Mistake 1: counting class sizes blindly.

public class TaxCalculator { /* 800 lines, all about tax */ }

This is fine. High cohesion = single purpose; the size is the size of the purpose. Long and low-cohesion are different smells.

Mistake 2: extracting helpers to "reduce coupling".

public class OrderHelpers { /* now 1500 lines of "helpers" */ }

Moving methods out of Order into OrderHelpers doesn't reduce coupling — it just spreads it. OrderHelpers is the new coupling site. Real low coupling means fewer cross-class calls, not more files.

Mistake 3: treating "no dependencies" as the goal.

public class OrderService {
    public void place(Order order) { /* hardcoded everything */ }
}

Zero dependencies — and impossible to test or evolve. The goal is the right dependencies, expressed as interfaces, injected at construction. Low coupling means narrow, explicit, replaceable — not absent.

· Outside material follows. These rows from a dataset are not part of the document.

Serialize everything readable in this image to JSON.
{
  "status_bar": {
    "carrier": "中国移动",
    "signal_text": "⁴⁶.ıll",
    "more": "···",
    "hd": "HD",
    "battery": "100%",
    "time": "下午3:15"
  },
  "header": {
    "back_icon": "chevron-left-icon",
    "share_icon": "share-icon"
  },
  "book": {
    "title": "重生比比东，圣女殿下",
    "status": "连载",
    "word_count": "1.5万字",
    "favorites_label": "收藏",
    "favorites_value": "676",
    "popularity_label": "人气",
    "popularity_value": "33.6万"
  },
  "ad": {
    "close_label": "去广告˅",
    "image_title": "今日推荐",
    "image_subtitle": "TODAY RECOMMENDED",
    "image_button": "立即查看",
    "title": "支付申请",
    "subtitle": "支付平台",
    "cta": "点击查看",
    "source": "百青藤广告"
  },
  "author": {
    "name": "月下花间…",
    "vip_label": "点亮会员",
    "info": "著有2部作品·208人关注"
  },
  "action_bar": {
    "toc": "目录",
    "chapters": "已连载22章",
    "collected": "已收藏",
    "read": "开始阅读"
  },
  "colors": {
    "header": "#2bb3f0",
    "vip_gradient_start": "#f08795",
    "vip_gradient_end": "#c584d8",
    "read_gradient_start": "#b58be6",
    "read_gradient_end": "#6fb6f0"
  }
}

Mistake 4: confusing high cohesion with "one method per class".

public class OrderIdGenerator { public OrderId next() { /* ... */ } }
public class OrderValidator   { public void validate(Order o) { /* ... */ } }
public class OrderRepository  { public void save(Order o) { /* ... */ } }
// fine — each has one purpose
public class OrderTotalCalculator { public Money calc(Order o) { /* ... */ } }
// also fine — but if you split Order itself into OrderId + OrderTotal + OrderItems...
public class OrderId    { ... }
public class OrderTotal { ... }
public class OrderItems { ... }
// ...you've shattered cohesion. An order is one concept.

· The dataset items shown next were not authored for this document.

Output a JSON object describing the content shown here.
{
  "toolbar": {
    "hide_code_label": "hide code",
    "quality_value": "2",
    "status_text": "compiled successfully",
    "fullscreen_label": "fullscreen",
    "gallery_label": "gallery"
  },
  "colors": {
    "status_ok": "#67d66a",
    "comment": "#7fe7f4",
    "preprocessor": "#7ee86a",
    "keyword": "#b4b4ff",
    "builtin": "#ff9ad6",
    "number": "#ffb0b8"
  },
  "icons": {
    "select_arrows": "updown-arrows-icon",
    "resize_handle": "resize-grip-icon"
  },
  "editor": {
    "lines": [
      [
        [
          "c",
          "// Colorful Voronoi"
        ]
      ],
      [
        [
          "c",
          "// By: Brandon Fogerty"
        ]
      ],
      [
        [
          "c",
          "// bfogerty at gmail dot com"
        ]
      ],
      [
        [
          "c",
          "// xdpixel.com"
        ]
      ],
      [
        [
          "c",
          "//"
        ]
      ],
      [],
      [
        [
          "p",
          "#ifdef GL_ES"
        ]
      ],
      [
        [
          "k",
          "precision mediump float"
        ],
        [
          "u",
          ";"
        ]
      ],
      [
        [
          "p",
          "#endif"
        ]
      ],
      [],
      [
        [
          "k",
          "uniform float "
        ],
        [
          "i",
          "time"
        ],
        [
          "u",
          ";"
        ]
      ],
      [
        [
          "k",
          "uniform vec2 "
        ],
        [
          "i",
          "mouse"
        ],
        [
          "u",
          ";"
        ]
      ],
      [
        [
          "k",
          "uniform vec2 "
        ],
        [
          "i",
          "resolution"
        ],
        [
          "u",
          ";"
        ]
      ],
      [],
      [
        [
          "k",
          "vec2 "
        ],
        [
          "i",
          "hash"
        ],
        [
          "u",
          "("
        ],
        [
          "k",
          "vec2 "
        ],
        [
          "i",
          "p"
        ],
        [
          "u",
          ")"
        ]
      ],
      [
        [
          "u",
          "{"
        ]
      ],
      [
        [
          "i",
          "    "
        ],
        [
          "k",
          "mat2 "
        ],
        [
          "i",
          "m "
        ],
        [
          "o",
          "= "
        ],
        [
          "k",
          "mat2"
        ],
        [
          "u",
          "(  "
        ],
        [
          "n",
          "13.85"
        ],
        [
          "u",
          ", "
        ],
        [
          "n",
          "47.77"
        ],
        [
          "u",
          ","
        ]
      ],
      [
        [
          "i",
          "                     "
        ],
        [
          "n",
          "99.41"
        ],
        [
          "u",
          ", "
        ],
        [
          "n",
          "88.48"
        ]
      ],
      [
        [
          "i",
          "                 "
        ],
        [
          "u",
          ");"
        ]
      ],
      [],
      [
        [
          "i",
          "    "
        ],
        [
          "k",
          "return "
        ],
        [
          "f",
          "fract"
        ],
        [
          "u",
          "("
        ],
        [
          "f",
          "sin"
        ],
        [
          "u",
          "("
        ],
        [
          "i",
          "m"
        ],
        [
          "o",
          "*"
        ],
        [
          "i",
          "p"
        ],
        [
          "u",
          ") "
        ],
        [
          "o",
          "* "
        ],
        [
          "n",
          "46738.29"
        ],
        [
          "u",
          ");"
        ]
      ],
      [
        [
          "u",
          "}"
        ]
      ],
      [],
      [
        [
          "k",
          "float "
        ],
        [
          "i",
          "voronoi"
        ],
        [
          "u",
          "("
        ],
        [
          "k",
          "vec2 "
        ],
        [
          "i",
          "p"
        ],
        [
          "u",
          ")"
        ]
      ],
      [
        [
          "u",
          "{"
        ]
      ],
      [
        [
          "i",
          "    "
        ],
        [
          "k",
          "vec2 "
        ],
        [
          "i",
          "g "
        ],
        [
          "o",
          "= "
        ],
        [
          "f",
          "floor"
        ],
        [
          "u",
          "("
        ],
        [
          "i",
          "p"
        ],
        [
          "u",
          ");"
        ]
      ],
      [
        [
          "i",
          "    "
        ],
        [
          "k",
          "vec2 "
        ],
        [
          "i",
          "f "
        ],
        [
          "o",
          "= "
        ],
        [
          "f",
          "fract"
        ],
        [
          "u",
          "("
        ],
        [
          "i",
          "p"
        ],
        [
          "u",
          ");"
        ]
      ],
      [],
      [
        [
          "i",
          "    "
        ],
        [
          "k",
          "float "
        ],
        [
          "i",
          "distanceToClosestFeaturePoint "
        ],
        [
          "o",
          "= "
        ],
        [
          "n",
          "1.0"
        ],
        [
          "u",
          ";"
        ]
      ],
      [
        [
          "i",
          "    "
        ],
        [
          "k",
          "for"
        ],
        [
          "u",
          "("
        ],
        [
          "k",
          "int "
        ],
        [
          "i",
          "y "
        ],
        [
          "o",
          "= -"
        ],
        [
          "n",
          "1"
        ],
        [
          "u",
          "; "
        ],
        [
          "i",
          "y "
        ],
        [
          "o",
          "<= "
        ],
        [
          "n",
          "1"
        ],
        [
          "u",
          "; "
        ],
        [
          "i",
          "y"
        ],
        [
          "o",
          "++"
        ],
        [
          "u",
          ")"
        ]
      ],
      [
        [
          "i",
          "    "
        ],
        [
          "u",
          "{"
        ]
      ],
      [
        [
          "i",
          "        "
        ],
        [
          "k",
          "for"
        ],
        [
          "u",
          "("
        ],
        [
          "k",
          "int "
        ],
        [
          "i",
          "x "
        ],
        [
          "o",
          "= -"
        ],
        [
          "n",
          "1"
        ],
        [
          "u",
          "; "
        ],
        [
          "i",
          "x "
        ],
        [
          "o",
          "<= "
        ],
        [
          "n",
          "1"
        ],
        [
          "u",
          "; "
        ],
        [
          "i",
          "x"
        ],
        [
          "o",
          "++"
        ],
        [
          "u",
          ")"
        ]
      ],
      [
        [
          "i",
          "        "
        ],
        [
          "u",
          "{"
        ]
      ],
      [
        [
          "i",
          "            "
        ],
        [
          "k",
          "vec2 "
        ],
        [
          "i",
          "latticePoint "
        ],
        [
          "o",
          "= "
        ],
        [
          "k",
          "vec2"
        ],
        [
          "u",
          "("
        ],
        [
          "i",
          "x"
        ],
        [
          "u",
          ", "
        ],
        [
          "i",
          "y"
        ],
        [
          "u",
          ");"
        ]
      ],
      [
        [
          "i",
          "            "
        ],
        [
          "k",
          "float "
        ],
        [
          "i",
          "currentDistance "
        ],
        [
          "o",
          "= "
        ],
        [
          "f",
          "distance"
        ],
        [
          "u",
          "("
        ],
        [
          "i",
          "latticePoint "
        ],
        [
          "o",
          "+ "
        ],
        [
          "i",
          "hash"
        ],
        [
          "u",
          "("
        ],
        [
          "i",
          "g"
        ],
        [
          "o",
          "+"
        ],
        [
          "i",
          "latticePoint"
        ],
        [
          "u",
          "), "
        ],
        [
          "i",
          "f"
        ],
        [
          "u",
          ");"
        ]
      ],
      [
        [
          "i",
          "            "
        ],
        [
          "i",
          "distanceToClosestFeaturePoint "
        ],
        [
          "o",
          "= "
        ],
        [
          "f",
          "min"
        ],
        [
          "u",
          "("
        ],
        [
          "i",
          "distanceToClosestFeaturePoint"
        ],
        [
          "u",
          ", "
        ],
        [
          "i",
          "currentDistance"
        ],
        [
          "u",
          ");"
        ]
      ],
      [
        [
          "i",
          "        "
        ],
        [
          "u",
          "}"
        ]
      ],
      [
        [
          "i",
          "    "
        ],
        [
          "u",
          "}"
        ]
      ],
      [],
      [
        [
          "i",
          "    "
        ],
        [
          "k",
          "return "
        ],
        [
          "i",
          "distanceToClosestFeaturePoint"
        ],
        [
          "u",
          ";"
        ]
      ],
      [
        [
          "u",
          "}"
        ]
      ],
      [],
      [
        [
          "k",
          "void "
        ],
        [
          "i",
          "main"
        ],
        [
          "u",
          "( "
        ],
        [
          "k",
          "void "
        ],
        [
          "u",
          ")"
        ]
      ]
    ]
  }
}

High cohesion isn't one-method-per-class; it's one-purpose-per-class. Sometimes the purpose has ten methods.


9. Quick rules

  • Class name with And, Misc, Helpers, Utils → low cohesion. Split.
  • One change in A.java forces edits in five unrelated files → high coupling. Decouple.
  • Constructor with 8+ parameters → SRP/cohesion smell. The class does too many things.
  • Static singletons reached via getInstance() → hidden coupling. Inject through constructor.
  • Methods that don't share fields or call each other → low cohesion. Split.
  • A class that survives "what is this for?" with a one-sentence answer is cohesive.
  • If you can't unit-test a class without spinning up a database, coupling is too high.

10. What's next

Topic File
Worked refactors: split low cohesion, inject coupling out middle.md
Connascence, the seven levels of cohesion in depth senior.md
Driving cohesion/coupling reviews across a team professional.md
JLS access control, modules, package design specification.md
Spotting hidden coupling and cohesion drift find-bug.md
Performance impact of indirection layers optimize.md
Hands-on exercises tasks.md
Interview Q&A interview.md

Memorize this: cohesion is what's together; coupling is what depends on what. The rule is high cohesion + low coupling. Both are about change cost: cohesive code limits the surface that changes when one concept evolves; loosely coupled code limits the cascading effects across modules. They are independent forces — optimize both, not one.